Maviglio also worked for years in the Capitol,
including a time as deputy chief of staff to then-Speaker Fabian Nunez, D-Los Angeles. He retired with a salary of $175,000 and also benefitted from a deal given to 55 Assembly staffers that extended their official years of service. His pension, incidentally, is $18,216 a year after 8.5 years working for the state.

Meanwhile, other former Capitol insiders are doing similar work. Former Democratic Assemblyman Joe Nation recently delivered a report on the San Francisco pension system for city public defender Jeff Adachi and Sequoia Capitol venture capitalist and political donor Mike Moritz.
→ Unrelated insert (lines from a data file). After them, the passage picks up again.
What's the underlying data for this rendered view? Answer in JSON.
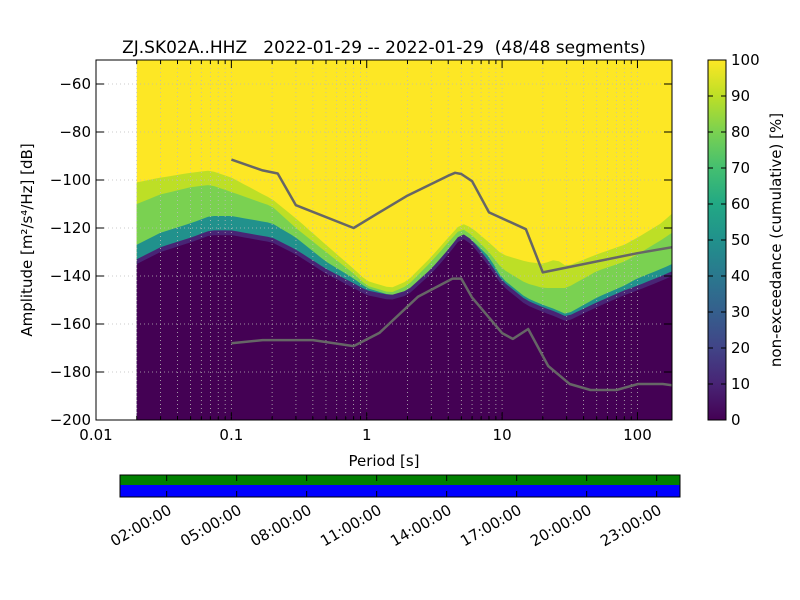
{
  "chart_data": {
    "type": "heatmap",
    "title": "ZJ.SK02A..HHZ   2022-01-29 -- 2022-01-29  (48/48 segments)",
    "xlabel": "Period [s]",
    "ylabel": "Amplitude [m²/s⁴/Hz] [dB]",
    "x_scale": "log",
    "xlim": [
      0.01,
      180
    ],
    "ylim": [
      -200,
      -50
    ],
    "x_ticks": [
      0.01,
      0.1,
      1,
      10,
      100
    ],
    "x_tick_labels": [
      "0.01",
      "0.1",
      "1",
      "10",
      "100"
    ],
    "y_ticks": [
      -60,
      -80,
      -100,
      -120,
      -140,
      -160,
      -180,
      -200
    ],
    "grid": true,
    "colorbar": {
      "label": "non-exceedance (cumulative) [%]",
      "ticks": [
        0,
        10,
        20,
        30,
        40,
        50,
        60,
        70,
        80,
        90,
        100
      ],
      "colormap": "viridis"
    },
    "data_start_period": 0.02,
    "percentile_bands": {
      "period": [
        0.02,
        0.03,
        0.05,
        0.07,
        0.1,
        0.2,
        0.3,
        0.5,
        0.8,
        1.0,
        1.5,
        2.0,
        3.0,
        4.0,
        5.0,
        6.0,
        8.0,
        10,
        15,
        20,
        25,
        30,
        50,
        80,
        100,
        150,
        180
      ],
      "p1": [
        -133,
        -128,
        -124,
        -121,
        -121,
        -124,
        -129,
        -137,
        -143,
        -146,
        -148,
        -146,
        -137,
        -129,
        -122,
        -125,
        -134,
        -142,
        -150,
        -153,
        -155,
        -157,
        -151,
        -146,
        -144,
        -140,
        -138
      ],
      "p50": [
        -127,
        -122,
        -118,
        -115,
        -115,
        -118,
        -124,
        -134,
        -141,
        -145,
        -148,
        -146,
        -137,
        -129,
        -122,
        -125,
        -132,
        -141,
        -149,
        -152,
        -154,
        -156,
        -149,
        -144,
        -141,
        -137,
        -135
      ],
      "p90": [
        -110,
        -106,
        -103,
        -102,
        -105,
        -111,
        -120,
        -130,
        -139,
        -144,
        -147,
        -144,
        -134,
        -126,
        -120,
        -123,
        -130,
        -137,
        -143,
        -145,
        -145,
        -145,
        -138,
        -134,
        -131,
        -125,
        -122
      ],
      "p100": [
        -101,
        -99,
        -97,
        -96,
        -99,
        -108,
        -116,
        -127,
        -137,
        -142,
        -145,
        -142,
        -132,
        -124,
        -118,
        -120,
        -126,
        -131,
        -134,
        -135,
        -133,
        -136,
        -131,
        -127,
        -124,
        -118,
        -114
      ]
    },
    "noise_models": [
      {
        "period": [
          0.1,
          0.17,
          0.22,
          0.3,
          0.8,
          1.2,
          2.0,
          4.0,
          4.5,
          5.0,
          6.0,
          8.0,
          15.0,
          20.0,
          100.0,
          180.0
        ],
        "values": [
          -91.5,
          -96.0,
          -97.3,
          -110.5,
          -120.0,
          -114.0,
          -106.5,
          -98.2,
          -97.0,
          -97.5,
          -100.5,
          -113.5,
          -120.5,
          -138.5,
          -130.5,
          -128.0
        ]
      },
      {
        "period": [
          0.1,
          0.17,
          0.4,
          0.8,
          1.24,
          2.4,
          4.3,
          5.0,
          6.0,
          10.0,
          12.0,
          15.6,
          21.9,
          31.6,
          45.0,
          70.0,
          101.0,
          154.0,
          180.0
        ],
        "values": [
          -168.0,
          -166.7,
          -166.7,
          -169.2,
          -163.7,
          -148.6,
          -141.1,
          -141.1,
          -149.0,
          -163.8,
          -166.2,
          -162.1,
          -177.5,
          -185.0,
          -187.5,
          -187.5,
          -185.0,
          -185.0,
          -185.5
        ]
      }
    ],
    "segments_timeline": {
      "tick_labels": [
        "02:00:00",
        "05:00:00",
        "08:00:00",
        "11:00:00",
        "14:00:00",
        "17:00:00",
        "20:00:00",
        "23:00:00"
      ],
      "tick_hours": [
        2,
        5,
        8,
        11,
        14,
        17,
        20,
        23
      ],
      "range_hours": [
        0,
        24
      ],
      "segments": 48,
      "top_color": "#008000",
      "bottom_color": "#0000ff"
    }
  }
}
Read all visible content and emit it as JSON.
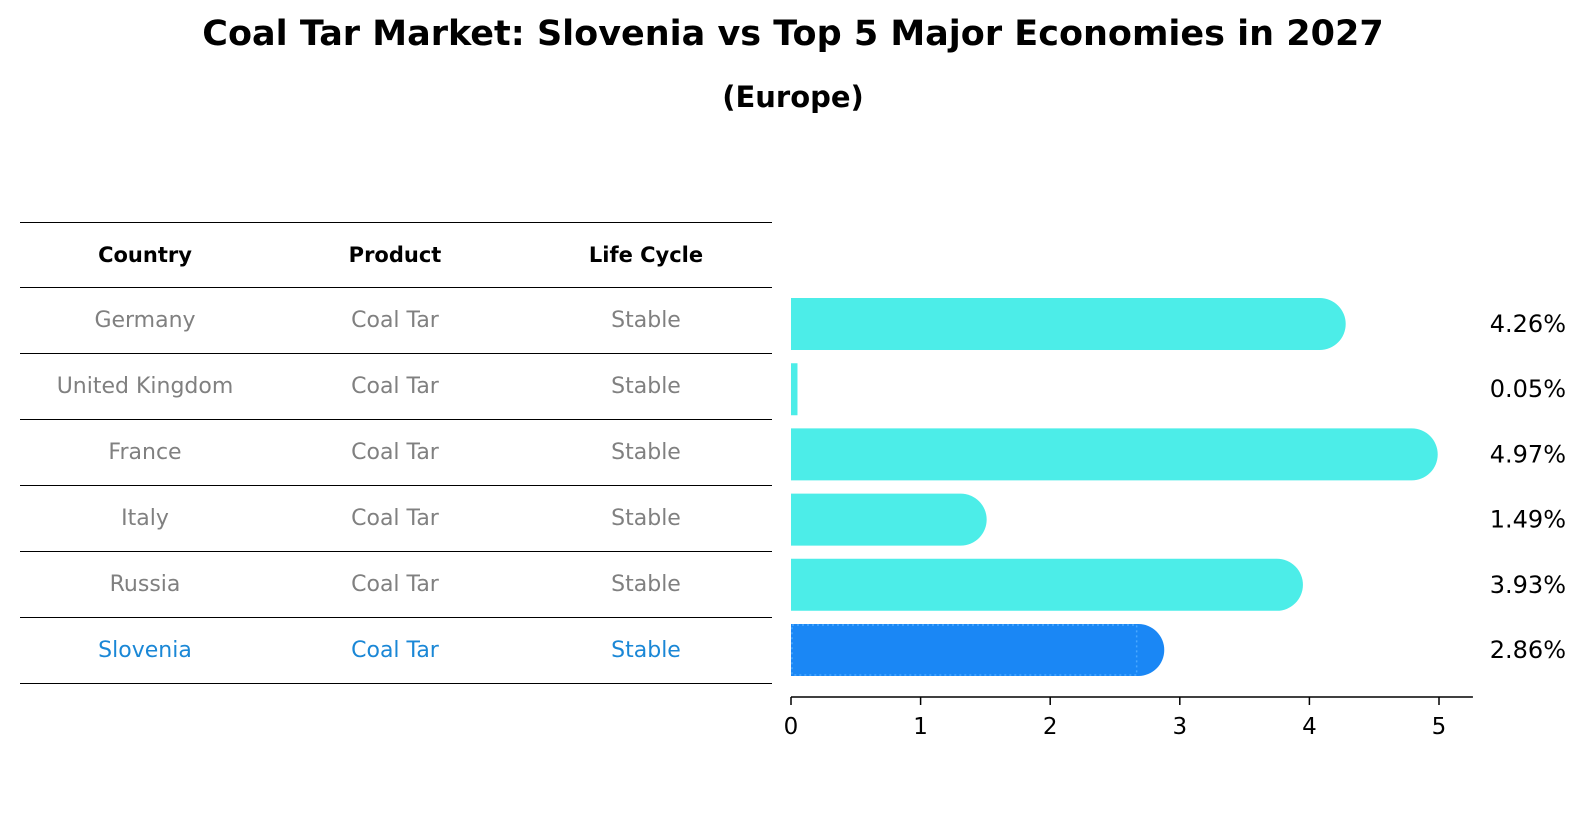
{
  "title": "Coal Tar Market: Slovenia vs Top 5 Major Economies in 2027",
  "subtitle": "(Europe)",
  "table": {
    "headers": [
      "Country",
      "Product",
      "Life Cycle"
    ],
    "rows": [
      {
        "country": "Germany",
        "product": "Coal Tar",
        "life_cycle": "Stable"
      },
      {
        "country": "United Kingdom",
        "product": "Coal Tar",
        "life_cycle": "Stable"
      },
      {
        "country": "France",
        "product": "Coal Tar",
        "life_cycle": "Stable"
      },
      {
        "country": "Italy",
        "product": "Coal Tar",
        "life_cycle": "Stable"
      },
      {
        "country": "Russia",
        "product": "Coal Tar",
        "life_cycle": "Stable"
      },
      {
        "country": "Slovenia",
        "product": "Coal Tar",
        "life_cycle": "Stable"
      }
    ]
  },
  "chart_data": {
    "type": "bar",
    "orientation": "horizontal",
    "categories": [
      "Germany",
      "United Kingdom",
      "France",
      "Italy",
      "Russia",
      "Slovenia"
    ],
    "values": [
      4.26,
      0.05,
      4.97,
      1.49,
      3.93,
      2.86
    ],
    "value_labels": [
      "4.26%",
      "0.05%",
      "4.97%",
      "1.49%",
      "3.93%",
      "2.86%"
    ],
    "xticks": [
      0,
      1,
      2,
      3,
      4,
      5
    ],
    "xlim": [
      0,
      5.2
    ],
    "highlight": "Slovenia",
    "colors": {
      "default": "#4cede8",
      "highlight": "#1a87f5",
      "text_muted": "#808080",
      "text_highlight": "#1a87d6"
    },
    "grid": false
  }
}
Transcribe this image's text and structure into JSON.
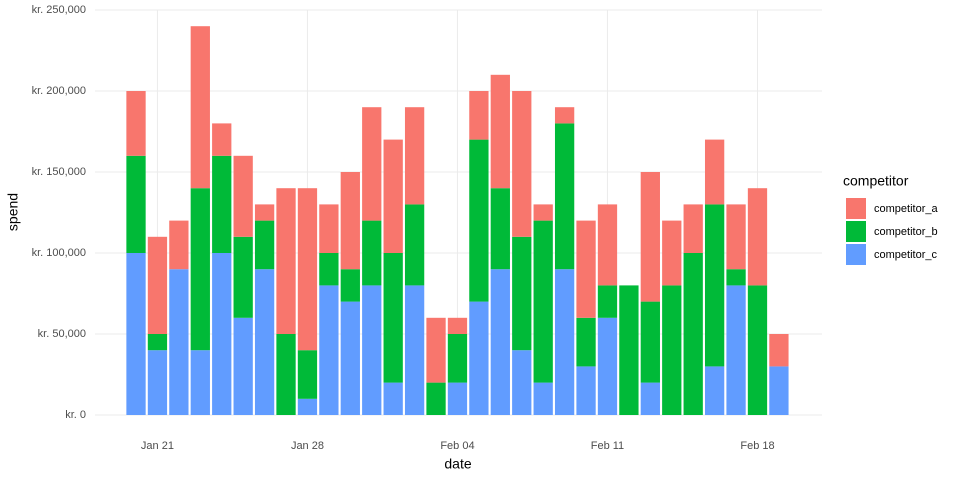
{
  "chart_data": {
    "type": "stacked_bar",
    "x_label": "date",
    "y_label": "spend",
    "legend_title": "competitor",
    "legend_position": "right",
    "grid": true,
    "categories": [
      null,
      "Jan 21",
      null,
      null,
      null,
      null,
      null,
      null,
      "Jan 28",
      null,
      null,
      null,
      null,
      null,
      null,
      "Feb 04",
      null,
      null,
      null,
      null,
      null,
      null,
      "Feb 11",
      null,
      null,
      null,
      null,
      null,
      null,
      "Feb 18",
      null
    ],
    "series": [
      {
        "name": "competitor_a",
        "color": "#F8766D",
        "values": [
          40000,
          60000,
          30000,
          100000,
          20000,
          50000,
          10000,
          90000,
          100000,
          30000,
          60000,
          70000,
          70000,
          60000,
          40000,
          10000,
          30000,
          70000,
          90000,
          10000,
          10000,
          60000,
          50000,
          0,
          80000,
          40000,
          30000,
          40000,
          40000,
          60000,
          20000
        ]
      },
      {
        "name": "competitor_b",
        "color": "#00BA38",
        "values": [
          60000,
          10000,
          0,
          100000,
          60000,
          50000,
          30000,
          50000,
          30000,
          20000,
          20000,
          40000,
          80000,
          50000,
          20000,
          30000,
          100000,
          50000,
          70000,
          100000,
          90000,
          30000,
          20000,
          80000,
          50000,
          80000,
          100000,
          100000,
          10000,
          80000,
          0
        ]
      },
      {
        "name": "competitor_c",
        "color": "#619CFF",
        "values": [
          100000,
          40000,
          90000,
          40000,
          100000,
          60000,
          90000,
          0,
          10000,
          80000,
          70000,
          80000,
          20000,
          80000,
          0,
          20000,
          70000,
          90000,
          40000,
          20000,
          90000,
          30000,
          60000,
          0,
          20000,
          0,
          0,
          30000,
          80000,
          0,
          30000
        ]
      }
    ],
    "ylim": [
      0,
      250000
    ],
    "yticks": [
      {
        "value": 0,
        "label": "kr. 0"
      },
      {
        "value": 50000,
        "label": "kr. 50,000"
      },
      {
        "value": 100000,
        "label": "kr. 100,000"
      },
      {
        "value": 150000,
        "label": "kr. 150,000"
      },
      {
        "value": 200000,
        "label": "kr. 200,000"
      },
      {
        "value": 250000,
        "label": "kr. 250,000"
      }
    ]
  }
}
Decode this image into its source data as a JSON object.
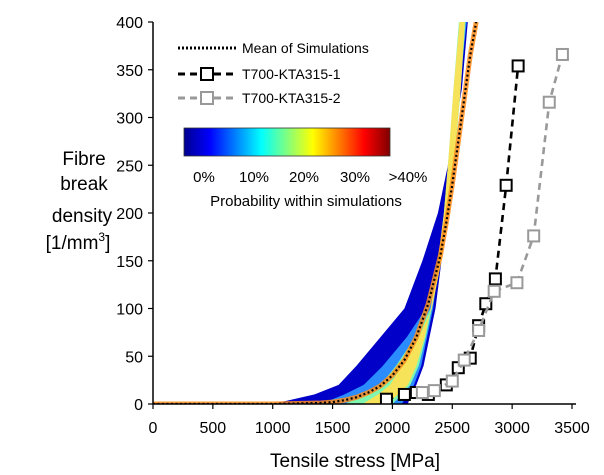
{
  "chart_data": {
    "type": "line",
    "xlabel": "Tensile stress [MPa]",
    "ylabel_lines": [
      "Fibre",
      "break",
      "density",
      "[1/mm",
      "3",
      "]"
    ],
    "xlim": [
      0,
      3500
    ],
    "ylim": [
      0,
      400
    ],
    "xticks": [
      0,
      500,
      1000,
      1500,
      2000,
      2500,
      3000,
      3500
    ],
    "yticks": [
      0,
      50,
      100,
      150,
      200,
      250,
      300,
      350,
      400
    ],
    "grid": false,
    "legend_position": "top-right",
    "series": [
      {
        "name": "Mean of Simulations",
        "style": "dotted",
        "color": "#000000",
        "x": [
          0,
          1000,
          1200,
          1400,
          1500,
          1600,
          1700,
          1800,
          1900,
          2000,
          2100,
          2200,
          2300,
          2400,
          2450,
          2500,
          2550,
          2600,
          2650,
          2700
        ],
        "y": [
          0,
          0,
          0.5,
          1,
          2,
          4,
          7,
          12,
          19,
          30,
          46,
          70,
          105,
          155,
          190,
          230,
          275,
          320,
          365,
          400
        ]
      },
      {
        "name": "T700-KTA315-1",
        "style": "dashed",
        "color": "#000000",
        "marker": "square",
        "x": [
          1950,
          2100,
          2200,
          2300,
          2450,
          2550,
          2650,
          2720,
          2780,
          2860,
          2950,
          3050
        ],
        "y": [
          5,
          10,
          12,
          10,
          20,
          38,
          48,
          82,
          105,
          131,
          229,
          354
        ]
      },
      {
        "name": "T700-KTA315-2",
        "style": "dashed",
        "color": "#999999",
        "marker": "square",
        "x": [
          2250,
          2350,
          2500,
          2600,
          2720,
          2850,
          3040,
          3180,
          3310,
          3420
        ],
        "y": [
          12,
          14,
          24,
          46,
          77,
          118,
          127,
          176,
          316,
          366
        ]
      }
    ],
    "probability_band": {
      "colorbar_ticks": [
        "0%",
        "10%",
        "20%",
        "30%",
        ">40%"
      ],
      "colorbar_label": "Probability within simulations",
      "colormap": [
        "#00008f",
        "#0000ff",
        "#0080ff",
        "#00ffff",
        "#80ff80",
        "#ffff00",
        "#ff8000",
        "#ff0000",
        "#800000"
      ],
      "bands": [
        {
          "prob": 0.03,
          "color": "#0000c8",
          "x_lo": [
            2130,
            2150,
            2200,
            2260,
            2310,
            2360,
            2410,
            2450,
            2490,
            2530,
            2580
          ],
          "x_hi": [
            1000,
            1350,
            1550,
            1700,
            1900,
            2100,
            2250,
            2380,
            2480,
            2580,
            2630
          ],
          "y": [
            0,
            10,
            20,
            40,
            70,
            100,
            150,
            200,
            260,
            330,
            400
          ]
        },
        {
          "prob": 0.1,
          "color": "#2a8cff",
          "x_lo": [
            2080,
            2120,
            2180,
            2240,
            2290,
            2340,
            2390,
            2440,
            2480,
            2520,
            2560
          ],
          "x_hi": [
            1400,
            1600,
            1760,
            1920,
            2120,
            2280,
            2380,
            2450,
            2510,
            2560,
            2620
          ],
          "y": [
            0,
            10,
            20,
            40,
            70,
            100,
            150,
            200,
            260,
            330,
            400
          ]
        },
        {
          "prob": 0.2,
          "color": "#7ff7b0",
          "x_lo": [
            2000,
            2080,
            2150,
            2220,
            2280,
            2330,
            2380,
            2430,
            2470,
            2510,
            2555
          ],
          "x_hi": [
            1600,
            1780,
            1900,
            2030,
            2190,
            2320,
            2410,
            2470,
            2525,
            2570,
            2610
          ],
          "y": [
            0,
            10,
            20,
            40,
            70,
            100,
            150,
            200,
            260,
            330,
            400
          ]
        },
        {
          "prob": 0.3,
          "color": "#f6e35a",
          "x_lo": [
            1950,
            2050,
            2130,
            2200,
            2270,
            2320,
            2380,
            2430,
            2470,
            2510,
            2560
          ],
          "x_hi": [
            1750,
            1880,
            1980,
            2080,
            2220,
            2330,
            2410,
            2470,
            2520,
            2570,
            2605
          ],
          "y": [
            0,
            10,
            20,
            40,
            70,
            100,
            150,
            200,
            260,
            330,
            400
          ]
        }
      ]
    }
  }
}
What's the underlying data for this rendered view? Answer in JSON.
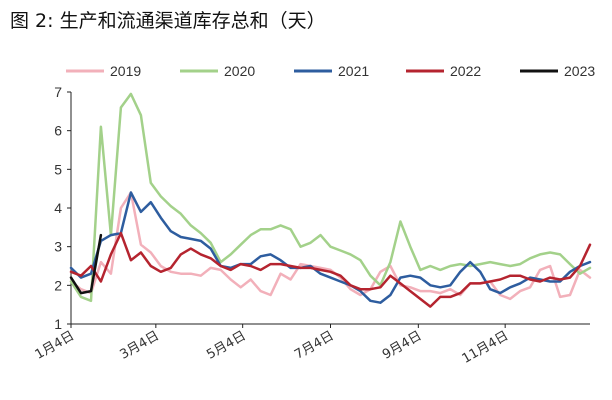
{
  "title": "图 2:  生产和流通渠道库存总和（天）",
  "chart_data": {
    "type": "line",
    "title": "图 2:  生产和流通渠道库存总和（天）",
    "ylim": [
      1,
      7
    ],
    "yticks": [
      1,
      2,
      3,
      4,
      5,
      6,
      7
    ],
    "xlim": [
      0,
      52
    ],
    "xticks": [
      {
        "label": "1月4日",
        "pos": 0
      },
      {
        "label": "3月4日",
        "pos": 8.5
      },
      {
        "label": "5月4日",
        "pos": 17.2
      },
      {
        "label": "7月4日",
        "pos": 26
      },
      {
        "label": "9月4日",
        "pos": 34.8
      },
      {
        "label": "11月4日",
        "pos": 43.5
      }
    ],
    "grid": false,
    "legend": "top",
    "series": [
      {
        "name": "2019",
        "color": "#f2b0ba",
        "x": [
          0,
          1,
          2,
          3,
          4,
          5,
          6,
          7,
          8,
          9,
          10,
          11,
          12,
          13,
          14,
          15,
          16,
          17,
          18,
          19,
          20,
          21,
          22,
          23,
          24,
          25,
          26,
          27,
          28,
          29,
          30,
          31,
          32,
          33,
          34,
          35,
          36,
          37,
          38,
          39,
          40,
          41,
          42,
          43,
          44,
          45,
          46,
          47,
          48,
          49,
          50,
          51,
          52
        ],
        "values": [
          2.1,
          1.9,
          1.8,
          2.6,
          2.3,
          4.0,
          4.4,
          3.05,
          2.85,
          2.5,
          2.35,
          2.3,
          2.3,
          2.25,
          2.45,
          2.4,
          2.15,
          1.95,
          2.15,
          1.85,
          1.75,
          2.3,
          2.15,
          2.55,
          2.5,
          2.45,
          2.4,
          2.2,
          1.9,
          1.75,
          1.9,
          2.35,
          2.5,
          2.0,
          1.95,
          1.85,
          1.85,
          1.8,
          1.9,
          1.75,
          2.05,
          2.05,
          2.1,
          1.75,
          1.65,
          1.85,
          1.95,
          2.4,
          2.5,
          1.7,
          1.75,
          2.4,
          2.2
        ]
      },
      {
        "name": "2020",
        "color": "#a3d18a",
        "x": [
          0,
          1,
          2,
          3,
          4,
          5,
          6,
          7,
          8,
          9,
          10,
          11,
          12,
          13,
          14,
          15,
          16,
          17,
          18,
          19,
          20,
          21,
          22,
          23,
          24,
          25,
          26,
          27,
          28,
          29,
          30,
          31,
          32,
          33,
          34,
          35,
          36,
          37,
          38,
          39,
          40,
          41,
          42,
          43,
          44,
          45,
          46,
          47,
          48,
          49,
          50,
          51,
          52
        ],
        "values": [
          2.1,
          1.7,
          1.6,
          6.1,
          3.3,
          6.6,
          6.95,
          6.4,
          4.65,
          4.3,
          4.05,
          3.85,
          3.55,
          3.35,
          3.1,
          2.6,
          2.8,
          3.05,
          3.3,
          3.45,
          3.45,
          3.55,
          3.45,
          3.0,
          3.1,
          3.3,
          3.0,
          2.9,
          2.8,
          2.65,
          2.25,
          2.0,
          2.6,
          3.65,
          3.0,
          2.4,
          2.5,
          2.4,
          2.5,
          2.55,
          2.5,
          2.55,
          2.6,
          2.55,
          2.5,
          2.55,
          2.7,
          2.8,
          2.85,
          2.8,
          2.55,
          2.3,
          2.45
        ]
      },
      {
        "name": "2021",
        "color": "#2e5d9f",
        "x": [
          0,
          1,
          2,
          3,
          4,
          5,
          6,
          7,
          8,
          9,
          10,
          11,
          12,
          13,
          14,
          15,
          16,
          17,
          18,
          19,
          20,
          21,
          22,
          23,
          24,
          25,
          26,
          27,
          28,
          29,
          30,
          31,
          32,
          33,
          34,
          35,
          36,
          37,
          38,
          39,
          40,
          41,
          42,
          43,
          44,
          45,
          46,
          47,
          48,
          49,
          50,
          51,
          52
        ],
        "values": [
          2.45,
          2.2,
          2.3,
          3.15,
          3.3,
          3.35,
          4.4,
          3.9,
          4.15,
          3.75,
          3.4,
          3.25,
          3.2,
          3.15,
          2.95,
          2.5,
          2.45,
          2.55,
          2.55,
          2.75,
          2.8,
          2.65,
          2.45,
          2.45,
          2.5,
          2.3,
          2.2,
          2.1,
          2.0,
          1.85,
          1.6,
          1.55,
          1.75,
          2.2,
          2.25,
          2.2,
          2.0,
          1.95,
          2.0,
          2.35,
          2.6,
          2.35,
          1.9,
          1.8,
          1.95,
          2.05,
          2.2,
          2.15,
          2.1,
          2.1,
          2.35,
          2.5,
          2.6
        ]
      },
      {
        "name": "2022",
        "color": "#b5242f",
        "x": [
          0,
          1,
          2,
          3,
          4,
          5,
          6,
          7,
          8,
          9,
          10,
          11,
          12,
          13,
          14,
          15,
          16,
          17,
          18,
          19,
          20,
          21,
          22,
          23,
          24,
          25,
          26,
          27,
          28,
          29,
          30,
          31,
          32,
          33,
          34,
          35,
          36,
          37,
          38,
          39,
          40,
          41,
          42,
          43,
          44,
          45,
          46,
          47,
          48,
          49,
          50,
          51,
          52
        ],
        "values": [
          2.35,
          2.25,
          2.5,
          2.1,
          2.8,
          3.35,
          2.65,
          2.85,
          2.5,
          2.35,
          2.45,
          2.8,
          2.95,
          2.8,
          2.7,
          2.5,
          2.4,
          2.55,
          2.5,
          2.4,
          2.55,
          2.55,
          2.5,
          2.45,
          2.45,
          2.4,
          2.35,
          2.25,
          2.0,
          1.9,
          1.9,
          1.95,
          2.25,
          2.05,
          1.85,
          1.65,
          1.45,
          1.7,
          1.7,
          1.8,
          2.05,
          2.05,
          2.1,
          2.15,
          2.25,
          2.25,
          2.15,
          2.1,
          2.2,
          2.15,
          2.2,
          2.5,
          3.05
        ]
      },
      {
        "name": "2023",
        "color": "#111111",
        "x": [
          0,
          1,
          2,
          3
        ],
        "values": [
          2.2,
          1.8,
          1.85,
          3.3
        ]
      }
    ]
  }
}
It claims that within five years, that city’s pension obligations will explode.

Nation, incidentally, just finished teaching a class at Stanford with David Crane, a moderate Democratic former advisor to Schwarzenegger who has been a major voice in favor of reforming public pensions.

“By 2016, San Francisco will be spending more on pension and retiree health care than they’re spending for police, fire, the district attorney, public defenders, adult probation, juvenile probation, and every single public safety department,” Nation said.